I’d like to see more information from the EA community about which organizations are most effective at addressing environmental harm, and at reducing greenhouse gas emissions in particular. More generally, I’d like to see more material from the EA community about which organizations or approaches are most effective in the category in which they fall.
Many EA supporters doubtless accept a broadly utilitarian ethical framework, according to which all activities can be ranked in order of their effect on aggregate welfare. I think the notion of aggregate welfare is incoherent. For that reason, I’m not interested in anyone’s opinion about whether reducing CO2 emissions is as cost-effective as saving children from malaria, or whether enabling people to buy better roofs is as cost-effective as reducing the risk of an intelligence explosion in AI.

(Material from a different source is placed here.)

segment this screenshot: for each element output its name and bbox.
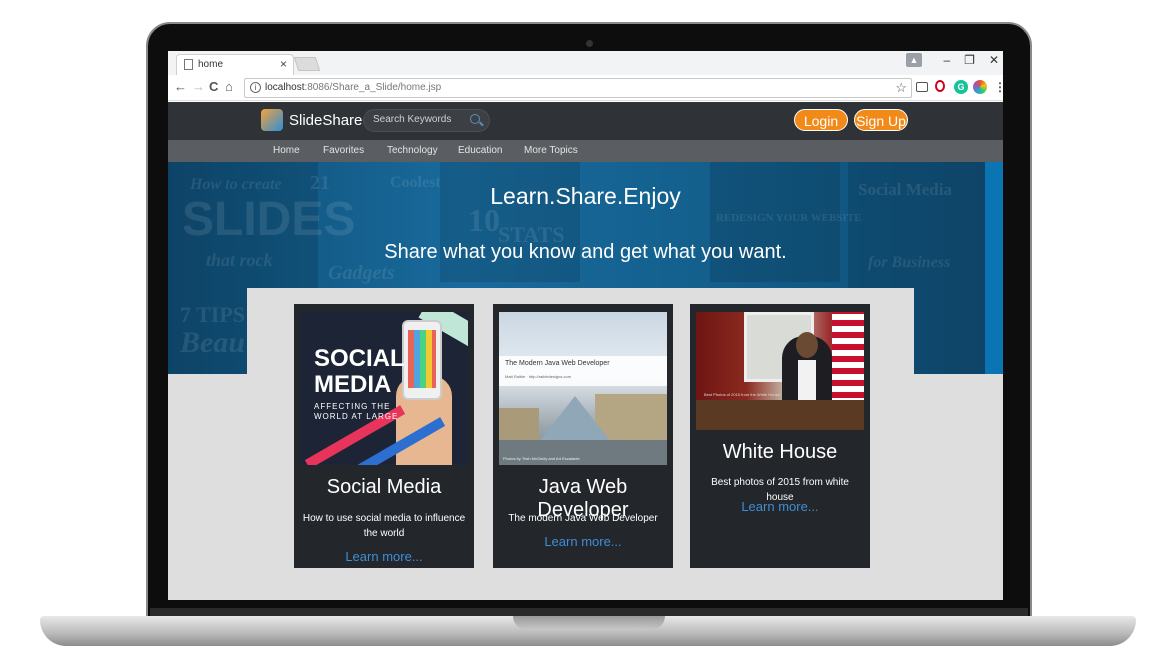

When I decide that I want to reduce CO2 emissions, however, I would like to know which organizations are reducing emissions the most per dollar. That is a comparison that makes sense! If I am interested in helping to distribute malaria nets, I would like to have some sense of what impact my donation is likely to have. I suspect that there are a lot of people like me out there: not interested in ranking the importance of possible altruistic goals, but interested in information about how to pursue a given altruistic goal effectively.
Level of involvement: I have donated to GiveWell-endorsed charities for several years, though not at the level Peter Singer would recommend. I would not identify myself as a member of the EA movement.